# coca cola big hit nacogdoches texas



## athometoo (Sep 25, 2008)

i cannot seem to find any info on this bottle . it says coca-cola bottling co     under that in big letters is big hit in frosty letters . pat may 4 1926    8 fl oz .      marks on the bottom 9 on left 4 on the right 1 on the bottom     in the middle of these numbers is a circle with a marqui diamond . any info would be helpful . bottle is very heavy and the lettering is raised in the glass it has columns with checkers in it.


----------



## thefuller3 (Aug 9, 2013)

Anyone know anything about these bottles? I've recently come across 2 from different towns.


----------



## thefuller3 (Aug 9, 2013)

http://www.worthpoint.com/worthopedia/big-hit-coca-cola-co-soda-bottle-73194408 it looks like this one


----------



## jays emporium (Aug 9, 2013)

Hi Sam.  Haven't seen you around here lately.  The Big Hit bottles from Nacogdoches and Center Texas show up regularly at the Houston bottle show for under $20.  They are not rare but not real common either.


----------



## jays emporium (Aug 9, 2013)

Oh, I didn't notice this original post was from 2008.  I guess Sam is NOT back.


----------



## SODAPOPBOB (Aug 10, 2013)

*


----------



## SODAPOPBOB (Aug 10, 2013)

70,082
 Frank R. Miller ~ Assignor to the Graham Glass Company
 Filed February 20, 1926
 Patented May 4, 1926

 https://www.google.com/patents?id=L2dsAAAAEBAJ&printsec=abstract&zoom=4#v=onepage&q&f=false


----------



## SODAPOPBOB (Aug 10, 2013)

> ORIGINAL:  athometoo
> 
> marks on the bottom 9 on left 4 on the right 1 on the bottomÂ Â Â Â  in the middle of these numbers is a circle with a marqui diamond . any info would be helpful .


 
*9 <(I)> 4*

 Owens-Illinois Glass Company

 9 = Plant #9 Streator, Illinois

 4 = Most likely 1934 (Owens-Illinois was founded in 1929)

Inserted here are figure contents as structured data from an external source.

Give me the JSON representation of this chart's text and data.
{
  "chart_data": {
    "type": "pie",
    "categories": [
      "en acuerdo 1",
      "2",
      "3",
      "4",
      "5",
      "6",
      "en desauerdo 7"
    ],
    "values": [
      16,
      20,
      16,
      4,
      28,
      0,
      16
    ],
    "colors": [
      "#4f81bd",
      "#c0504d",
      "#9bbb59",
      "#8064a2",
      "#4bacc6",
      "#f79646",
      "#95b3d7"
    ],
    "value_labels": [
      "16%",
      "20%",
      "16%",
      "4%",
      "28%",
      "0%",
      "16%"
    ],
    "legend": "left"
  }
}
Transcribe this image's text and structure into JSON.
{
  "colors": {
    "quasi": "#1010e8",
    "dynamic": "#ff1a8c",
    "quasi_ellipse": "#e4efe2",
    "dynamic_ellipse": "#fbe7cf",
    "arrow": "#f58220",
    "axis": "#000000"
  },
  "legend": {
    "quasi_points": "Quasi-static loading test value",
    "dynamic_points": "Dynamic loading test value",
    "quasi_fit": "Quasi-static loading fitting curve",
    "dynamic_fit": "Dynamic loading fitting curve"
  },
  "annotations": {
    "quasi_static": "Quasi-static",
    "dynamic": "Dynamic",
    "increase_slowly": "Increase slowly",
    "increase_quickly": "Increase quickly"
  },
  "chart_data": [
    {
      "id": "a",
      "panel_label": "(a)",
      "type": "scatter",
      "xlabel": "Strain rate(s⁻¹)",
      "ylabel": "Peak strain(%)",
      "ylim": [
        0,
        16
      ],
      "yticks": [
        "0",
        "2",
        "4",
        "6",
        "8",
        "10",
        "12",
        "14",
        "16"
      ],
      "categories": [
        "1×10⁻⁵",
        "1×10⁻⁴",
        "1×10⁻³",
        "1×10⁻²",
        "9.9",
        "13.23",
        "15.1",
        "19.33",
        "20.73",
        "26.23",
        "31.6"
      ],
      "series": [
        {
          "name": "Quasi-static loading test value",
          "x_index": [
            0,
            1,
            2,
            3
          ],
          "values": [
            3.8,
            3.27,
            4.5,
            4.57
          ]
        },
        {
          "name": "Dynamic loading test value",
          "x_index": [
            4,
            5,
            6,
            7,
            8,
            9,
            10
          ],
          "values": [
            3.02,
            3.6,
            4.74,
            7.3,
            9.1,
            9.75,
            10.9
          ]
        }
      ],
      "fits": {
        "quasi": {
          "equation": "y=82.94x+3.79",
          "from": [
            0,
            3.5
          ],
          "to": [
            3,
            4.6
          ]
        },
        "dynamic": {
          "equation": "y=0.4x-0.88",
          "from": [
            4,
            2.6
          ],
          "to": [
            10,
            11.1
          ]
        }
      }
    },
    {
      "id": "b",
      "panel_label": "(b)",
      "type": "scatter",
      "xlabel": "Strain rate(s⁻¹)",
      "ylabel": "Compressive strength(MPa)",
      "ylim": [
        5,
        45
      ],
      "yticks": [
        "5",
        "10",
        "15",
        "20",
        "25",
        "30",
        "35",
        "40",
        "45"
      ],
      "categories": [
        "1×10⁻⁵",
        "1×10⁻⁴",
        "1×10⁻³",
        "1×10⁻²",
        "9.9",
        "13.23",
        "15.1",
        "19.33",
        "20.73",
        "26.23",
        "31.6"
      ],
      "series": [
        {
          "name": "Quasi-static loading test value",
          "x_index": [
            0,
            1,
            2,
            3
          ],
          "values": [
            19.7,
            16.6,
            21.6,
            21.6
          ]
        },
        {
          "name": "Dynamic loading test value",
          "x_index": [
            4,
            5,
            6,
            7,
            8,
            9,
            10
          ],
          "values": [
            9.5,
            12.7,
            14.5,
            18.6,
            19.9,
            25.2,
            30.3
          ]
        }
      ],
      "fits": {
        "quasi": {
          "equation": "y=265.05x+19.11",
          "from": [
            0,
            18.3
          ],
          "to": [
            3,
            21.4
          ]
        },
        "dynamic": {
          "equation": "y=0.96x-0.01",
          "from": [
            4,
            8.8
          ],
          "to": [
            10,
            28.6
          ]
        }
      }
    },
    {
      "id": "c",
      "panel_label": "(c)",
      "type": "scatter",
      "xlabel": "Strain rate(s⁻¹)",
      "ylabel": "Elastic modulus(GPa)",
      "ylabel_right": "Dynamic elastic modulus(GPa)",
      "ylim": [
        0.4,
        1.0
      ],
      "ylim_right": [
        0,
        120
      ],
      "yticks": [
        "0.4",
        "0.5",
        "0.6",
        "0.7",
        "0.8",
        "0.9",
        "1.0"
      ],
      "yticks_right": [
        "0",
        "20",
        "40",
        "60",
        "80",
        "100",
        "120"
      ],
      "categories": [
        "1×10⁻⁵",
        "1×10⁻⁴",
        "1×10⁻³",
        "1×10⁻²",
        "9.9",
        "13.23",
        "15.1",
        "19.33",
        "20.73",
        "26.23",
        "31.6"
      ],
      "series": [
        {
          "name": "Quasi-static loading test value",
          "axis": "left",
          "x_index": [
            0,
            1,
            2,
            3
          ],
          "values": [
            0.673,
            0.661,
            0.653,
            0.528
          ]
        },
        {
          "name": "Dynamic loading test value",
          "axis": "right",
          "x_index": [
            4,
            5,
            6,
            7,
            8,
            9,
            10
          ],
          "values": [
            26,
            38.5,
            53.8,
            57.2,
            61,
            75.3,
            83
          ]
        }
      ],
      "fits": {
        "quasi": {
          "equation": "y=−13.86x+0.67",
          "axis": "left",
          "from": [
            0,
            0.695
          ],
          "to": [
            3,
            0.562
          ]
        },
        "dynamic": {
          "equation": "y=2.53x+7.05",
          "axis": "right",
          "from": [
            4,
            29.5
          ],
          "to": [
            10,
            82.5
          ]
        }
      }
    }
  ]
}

 A situation where Owens-Illinois secured a Graham Glass patent.


----------



## SODAPOPBOB (Aug 10, 2013)

Graham Glass Company, Evansville, Indiana; Loogootee, Indiana; and Okmulgee, Oklahoma (1907-1929). Another plant location also was operated at Chekotah, Oklahoma until 1923. Graham owned by Owens Bottle Company after 1916. Plants became part of Owens-Illinois in 1929.


----------



## SODAPOPBOB (Aug 10, 2013)

> ORIGINAL:  thefuller3
> 
> Anyone know anything about these bottles? I've recently come across 2 from different towns.


 
 tf3 ~

 How are your two bottles marked on the heel and base? I'm curious if they are the original Graham bottles or the later Owens-Illinois bottles.

 Thanks

 Bob


----------